Got my run on this morning with a really lovely (and slightly speedy) 5.0 miler. I wrapped up the distance in 47:45 (an average pace of 9:33). Wahoo! I’m really appreciating the cooler North Carolina weather. Bet it’s hot as all hell right now in Florida.
Post run lunch of leftovers:
Things to Consider When Runs Are Sluggish
Recently, I’ve gotten three e-mails from runners who were concerned that their runs suddenly seem REALLY hard. They all noted they feel super sluggish through the long runs (and “long run” is, of course, a relative term – could be 2 miles; could be 20 miles) and asked about my experience with sluggish runs.
Sluggish runs are the WORST, but it’s important to listen to your body and figure out what it’s trying to say. Sometimes it’s just a fluke, but more often than not, a sluggish run tells me that I’m doing something wrong with my training.
Here are the common culprits for sluggish runs, in my opinion and experiences:
- Inadequate fueling, whether on a daily basis or during the actual run: Make sure you’re taking in enough quality calories and try to eat a balance of carbs, protein, veggies, fruits, and healthy fats. Also, if you’re running or exercising for an hour and a half or so, you probably want to take in calories during your runs (note: the distance that requires refueling will vary from person to person). I like Gatorade, Shot Bloks, or good old fashioned jelly beans.
- Hydration issues: DRINK WATER. ALL THE TIME. Especially DURING your runs. Get used to carrying a water bottler or use a hydration belt or CamelBak. You might also want to replace electrolytes (Gatorade or whatnot) if you’re running long distances.
- Weather: The heat plays a major factor in sluggish runs. You can’t control the temperatures, but you can control how you deal with it. Here’s my tips for running in the heat.
- Too Much, Too Soon: The general rule of thumb is don’t increase your weekly mileage by more than 10% a week. So if you run 10 miles on week run, don’t run more than 11 the next.

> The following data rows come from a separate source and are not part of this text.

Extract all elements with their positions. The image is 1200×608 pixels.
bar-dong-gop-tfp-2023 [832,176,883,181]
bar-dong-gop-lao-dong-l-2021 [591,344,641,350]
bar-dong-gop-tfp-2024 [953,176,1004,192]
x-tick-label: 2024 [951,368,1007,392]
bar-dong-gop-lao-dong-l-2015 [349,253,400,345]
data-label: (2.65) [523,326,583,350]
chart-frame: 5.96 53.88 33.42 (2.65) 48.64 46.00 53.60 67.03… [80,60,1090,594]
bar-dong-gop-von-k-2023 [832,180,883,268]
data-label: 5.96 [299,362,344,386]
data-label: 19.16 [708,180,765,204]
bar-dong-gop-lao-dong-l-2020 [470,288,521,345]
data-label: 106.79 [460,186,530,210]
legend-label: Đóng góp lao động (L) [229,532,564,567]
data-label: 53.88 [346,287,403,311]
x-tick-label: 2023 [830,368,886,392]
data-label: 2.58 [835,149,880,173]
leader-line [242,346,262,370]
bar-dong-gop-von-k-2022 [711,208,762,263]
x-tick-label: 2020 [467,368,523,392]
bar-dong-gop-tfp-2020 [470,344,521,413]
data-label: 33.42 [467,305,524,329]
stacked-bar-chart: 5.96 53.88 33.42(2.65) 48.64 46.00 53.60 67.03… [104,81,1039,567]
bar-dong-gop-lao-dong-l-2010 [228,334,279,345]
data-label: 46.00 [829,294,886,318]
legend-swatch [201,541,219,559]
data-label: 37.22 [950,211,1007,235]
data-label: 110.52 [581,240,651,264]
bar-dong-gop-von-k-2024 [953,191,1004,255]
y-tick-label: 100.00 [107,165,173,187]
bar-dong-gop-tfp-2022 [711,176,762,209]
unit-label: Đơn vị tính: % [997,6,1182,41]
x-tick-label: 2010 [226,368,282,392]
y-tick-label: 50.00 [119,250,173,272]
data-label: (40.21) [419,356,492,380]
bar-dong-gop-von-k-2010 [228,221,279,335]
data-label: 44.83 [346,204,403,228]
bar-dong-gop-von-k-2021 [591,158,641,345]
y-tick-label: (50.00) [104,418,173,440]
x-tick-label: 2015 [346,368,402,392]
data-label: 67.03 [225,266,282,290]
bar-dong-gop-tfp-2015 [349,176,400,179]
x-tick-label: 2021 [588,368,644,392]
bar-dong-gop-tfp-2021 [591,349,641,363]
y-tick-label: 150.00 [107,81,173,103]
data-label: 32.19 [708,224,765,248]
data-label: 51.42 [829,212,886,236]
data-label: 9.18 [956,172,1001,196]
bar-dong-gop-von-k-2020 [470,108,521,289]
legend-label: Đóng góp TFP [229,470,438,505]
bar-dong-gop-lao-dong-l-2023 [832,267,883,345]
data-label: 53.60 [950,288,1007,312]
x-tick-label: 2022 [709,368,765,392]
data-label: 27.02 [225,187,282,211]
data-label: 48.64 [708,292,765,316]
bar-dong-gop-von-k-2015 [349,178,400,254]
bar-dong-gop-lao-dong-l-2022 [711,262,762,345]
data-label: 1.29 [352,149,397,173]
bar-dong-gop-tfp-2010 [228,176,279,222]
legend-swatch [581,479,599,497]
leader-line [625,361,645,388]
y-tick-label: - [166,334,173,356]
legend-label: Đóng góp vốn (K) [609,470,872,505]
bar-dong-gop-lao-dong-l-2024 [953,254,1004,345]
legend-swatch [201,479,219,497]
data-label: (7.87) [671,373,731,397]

- Don’t tackle two goals at once: Burnout is inevitable if you try to increase distance and speed at the same time. Both are really hard! Just pick one goal to work at a time, although I do think it’s helpful to do a comfortable speedwork day when you’re training for long distances, too.
- Too much “other stuff:” Dude, life is stressful. If you’re moving, starting a new job, or breaking up with your significant other, it might not be the ideal time to push yourself physically. If you’re feeling sluggish, your body might just asking for a emotional AND physical break. Hold off on big goals until you’re at a better place.
- Listen to your body, not the training plan: Whether you use a standard training plan or create your own, it’s impossible to predict in advance how you will react to training. Be flexible with your plan and pull back on mileage if you’re feeling sluggish. Constantly re-evaluate it and adjust your mileage goals. Take a few extra rest days (trust me, it won’t “ruin” your race) or make it a taper week.
- Unrealistic race goals: Sometimes, for one reason or another, our original race goal (whether time or distance) becomes unrealistic. It’s important to constantly reassess if you need to drop down to a shorter distance or be more forgiving about pace. Once I dropped down from a 10K to a 5K because I wasn’t feeling my best and it was the best move ever (I won the 5K!). Here’s how to set race goals without driving yourself crazy.
- And the big one… SLEEP: For me, the biggest culprit of sluggishness is always sleep. As I ramp up mileage for my marathon, I notice I need more and more sleep in order to recover – sometimes as much as 9.5 hours a night. So, get in bed early!
Why are your runs sometime sluggish? What’s your remedy? And do you require as much sleep as me when you ramp up exercise?